Rabu, 24 Maret 2010

summary of Desuggestopedia

Summary of Desuggestopedia


INTRODUCTION
Suggestopedia is now called Desuggestopedia to reflect the importance placed on desuggesting limitations on learning (Lozanov and Miller, personal communication). The originators of this method, Georgi Lozanov, believes as does Silent Way’s Caleb Gattegno, that language learning can occur at a a much faster rate than ordinarily transpires. Desuggestopedia, the application of the study of suggestion to pedagogy, has been developed to help students eliminate the feeling that they cannot be successful or the negative association they may have toward studying and, thus, to help them overcome the barriers to learning.

REVIEWING THE PRINCIPLES

1. What are the goals of teachers who use Desuggestopedia?
Teachers hope to accelerate the process by which students learn to use a foreign language for everyday communication. In order to do this, more of the students’ mental powers must be tapped.
2. What is the role of the teacher? What is the role of the students?
The teacher is an authority in the classroom. In order for the method to be successful, the students must trust and respect her. Once the students trust the teacher, they can feel more secure. If they feel secure, they can be more spontaneous and less inhibited.
3. What are some characteristic of the teaching/learning process?
A Desuggestopedia course is conducted in a classroom which is bright and cheerful. Students select target language names and choose new occupations. The texts student work from handouts containing lengthy dialogs (as many as 800 words) in the target language. The teacher presents the dialog during two concerts which comprise the first major phase (the receptive phase).
4. What is the nature of student-teacher interaction? What is the nature of student-student interaction?
The teacher initiates interactions with the whole group of students and with individuals’ right from the beginning of a language course.
5. How are the feelings of the students dealt with?
It is considered important in this method that the psychological barriers that students bring with then be desuggested.
6. How is the language viewed? How is culture viewed?
Language is the first of two planes in the two-plane process of communication. In the second plane are the factors which influence the linguistic message. The culture which students learn concerns the everyday life of people who speak the language.
7. What areas of language emphasized? What language skills are emphasized?
Vocabulary is emphasized. Grammar is dealt with explicitly but minimally. Speaking communicatively is emphasized. Students also read in the target language and write.
8. What is the role of the students’ native language?
Native-language translation is used to make the meaning of the dialog clear. As the course proceeds, the teacher uses the native language less and less.
9. How is evaluation accomplished?
Evaluation usually is conducted on the students’ normal in-class performance and not through formal tests.
10. How does the teacher respond to student errors?
Errors are corrected gently, with the teacher using a soft voice.
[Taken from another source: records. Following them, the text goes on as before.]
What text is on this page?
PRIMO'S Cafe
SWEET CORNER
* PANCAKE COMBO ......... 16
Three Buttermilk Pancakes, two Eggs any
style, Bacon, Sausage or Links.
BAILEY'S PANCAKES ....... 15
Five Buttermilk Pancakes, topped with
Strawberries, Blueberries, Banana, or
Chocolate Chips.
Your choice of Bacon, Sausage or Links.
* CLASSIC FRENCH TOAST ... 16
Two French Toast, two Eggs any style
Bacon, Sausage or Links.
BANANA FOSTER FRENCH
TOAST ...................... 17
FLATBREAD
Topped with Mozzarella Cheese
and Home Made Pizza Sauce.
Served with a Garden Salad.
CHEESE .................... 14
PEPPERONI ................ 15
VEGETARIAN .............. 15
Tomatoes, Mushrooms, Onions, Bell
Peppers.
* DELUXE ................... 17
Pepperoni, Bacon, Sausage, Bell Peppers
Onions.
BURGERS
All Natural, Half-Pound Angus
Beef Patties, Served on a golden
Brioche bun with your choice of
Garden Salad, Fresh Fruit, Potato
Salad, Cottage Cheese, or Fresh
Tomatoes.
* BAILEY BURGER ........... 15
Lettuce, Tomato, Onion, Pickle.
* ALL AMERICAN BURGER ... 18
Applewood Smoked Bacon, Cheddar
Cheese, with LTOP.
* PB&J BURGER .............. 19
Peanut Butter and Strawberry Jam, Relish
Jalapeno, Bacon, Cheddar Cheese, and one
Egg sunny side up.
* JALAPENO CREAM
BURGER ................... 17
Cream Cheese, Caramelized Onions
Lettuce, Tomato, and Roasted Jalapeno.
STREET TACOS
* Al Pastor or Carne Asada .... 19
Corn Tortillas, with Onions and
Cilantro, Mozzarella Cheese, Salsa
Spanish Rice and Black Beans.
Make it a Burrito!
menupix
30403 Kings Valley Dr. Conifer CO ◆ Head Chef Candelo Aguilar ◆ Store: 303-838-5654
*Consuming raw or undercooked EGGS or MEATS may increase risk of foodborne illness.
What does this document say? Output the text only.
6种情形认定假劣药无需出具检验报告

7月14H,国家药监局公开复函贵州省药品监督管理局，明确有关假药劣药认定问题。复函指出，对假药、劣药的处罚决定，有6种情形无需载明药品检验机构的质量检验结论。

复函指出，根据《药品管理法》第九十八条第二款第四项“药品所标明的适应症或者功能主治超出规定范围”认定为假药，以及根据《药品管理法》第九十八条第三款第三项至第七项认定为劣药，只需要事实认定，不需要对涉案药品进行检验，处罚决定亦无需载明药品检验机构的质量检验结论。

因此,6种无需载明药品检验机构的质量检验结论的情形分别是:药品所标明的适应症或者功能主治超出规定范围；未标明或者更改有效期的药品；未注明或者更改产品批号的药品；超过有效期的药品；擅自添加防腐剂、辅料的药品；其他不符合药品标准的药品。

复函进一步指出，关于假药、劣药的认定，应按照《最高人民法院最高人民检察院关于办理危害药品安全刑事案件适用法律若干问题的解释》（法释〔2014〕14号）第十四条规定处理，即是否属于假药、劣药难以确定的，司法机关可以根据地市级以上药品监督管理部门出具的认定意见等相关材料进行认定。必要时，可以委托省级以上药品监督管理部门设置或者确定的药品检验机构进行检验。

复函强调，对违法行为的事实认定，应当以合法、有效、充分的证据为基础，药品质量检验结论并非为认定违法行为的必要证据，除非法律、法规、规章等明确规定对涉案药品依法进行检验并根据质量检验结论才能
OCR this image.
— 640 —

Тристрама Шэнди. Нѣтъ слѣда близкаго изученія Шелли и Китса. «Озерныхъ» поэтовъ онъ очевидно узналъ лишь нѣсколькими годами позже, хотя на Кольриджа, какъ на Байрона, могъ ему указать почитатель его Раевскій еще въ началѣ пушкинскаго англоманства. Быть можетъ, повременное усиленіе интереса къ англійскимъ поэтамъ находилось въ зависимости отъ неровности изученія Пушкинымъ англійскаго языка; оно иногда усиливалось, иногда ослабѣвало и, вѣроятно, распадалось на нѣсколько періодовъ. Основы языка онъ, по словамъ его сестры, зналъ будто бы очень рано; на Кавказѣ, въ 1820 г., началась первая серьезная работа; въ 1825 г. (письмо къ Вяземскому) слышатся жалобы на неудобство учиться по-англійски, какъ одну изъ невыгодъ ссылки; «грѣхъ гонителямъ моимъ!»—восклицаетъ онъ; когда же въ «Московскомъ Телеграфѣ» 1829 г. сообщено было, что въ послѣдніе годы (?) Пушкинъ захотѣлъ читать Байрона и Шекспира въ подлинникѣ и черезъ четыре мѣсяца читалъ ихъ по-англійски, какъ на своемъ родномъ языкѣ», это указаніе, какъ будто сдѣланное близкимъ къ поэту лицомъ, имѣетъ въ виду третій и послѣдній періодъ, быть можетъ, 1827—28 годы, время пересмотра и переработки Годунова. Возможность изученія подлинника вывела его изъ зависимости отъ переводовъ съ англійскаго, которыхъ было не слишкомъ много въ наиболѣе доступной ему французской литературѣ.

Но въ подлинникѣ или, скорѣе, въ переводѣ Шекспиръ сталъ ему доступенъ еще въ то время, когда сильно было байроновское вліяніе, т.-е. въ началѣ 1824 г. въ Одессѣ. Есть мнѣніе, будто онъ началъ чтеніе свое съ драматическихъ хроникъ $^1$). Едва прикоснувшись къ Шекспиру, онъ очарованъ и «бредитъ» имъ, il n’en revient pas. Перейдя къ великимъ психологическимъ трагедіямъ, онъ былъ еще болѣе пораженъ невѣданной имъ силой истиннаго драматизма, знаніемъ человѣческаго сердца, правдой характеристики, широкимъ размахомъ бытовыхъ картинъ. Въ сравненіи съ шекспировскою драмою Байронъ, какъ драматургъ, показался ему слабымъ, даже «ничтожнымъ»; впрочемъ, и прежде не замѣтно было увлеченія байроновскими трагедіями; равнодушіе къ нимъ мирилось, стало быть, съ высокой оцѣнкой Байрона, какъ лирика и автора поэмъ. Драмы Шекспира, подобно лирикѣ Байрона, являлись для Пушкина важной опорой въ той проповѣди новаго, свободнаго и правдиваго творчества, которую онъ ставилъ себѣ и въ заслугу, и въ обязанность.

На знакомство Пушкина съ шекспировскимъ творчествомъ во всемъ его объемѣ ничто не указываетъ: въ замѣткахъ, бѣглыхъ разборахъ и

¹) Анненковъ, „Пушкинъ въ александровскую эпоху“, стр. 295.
REVIEWING THE TECHNIQUES AND THE CLASSROOM SET-UP
Classroom set-up
The challenge for the teacher is to create a classroom environment which is bright and cheerful. These conditions are not always possible. However, the teacher should try to provide as positive an environment as possible.
Peripheral learning
This technique is based upon the idea that we perceive much more in our environment than that to which we consciously attend. It is claimed that, by putting posters containing grammatical information about the target language on the classroom walls, students will absorb the necessary facts effortlessly.
Positive suggestion
It is the teacher’s responsibility to orchestrate the suggestive factors in a learning situation, thereby helping students break down the barriers to learning that they bring with them.
Choose a new identity
The students choose a target language name and a new occupation. The students have an opportunity to develop a whole biography about their fictional selves.
Role play
Students are asked to pretend temporarily that they are someone else and to perform in the target language as if they were that person.
First concert (active concert)
The two concerts are components of the receptive phase of the lesson. The students have copies of the dialog in the target language and their native language and refer to it as the teacher reading. Music is played. After a few minutes, the teacher begins a slow, dramatic reading, synchronized in intonation with the music.
Second concert (passive concert)
In the second phase, the students are asked to put their script aside. They simply listen as the teacher reads the dialog at a normal rate of speed. At the conclusion if this concert, the class ends for the day.
Primary activation
The students playfully reread the target language dialog out loud, as individuals or in groups. In the lesson we observed, three groups of students read parts of the dialog in a particular manner: the first group, sadly; the next, angrily; the last, cheerful.
Creative adaptation
The students engage in various activities designed to help them learn the new material and use it spontaneously. The important thing is that the activities are varied and do not allow the students to focus on the form of the linguistic message, just the communicative intent.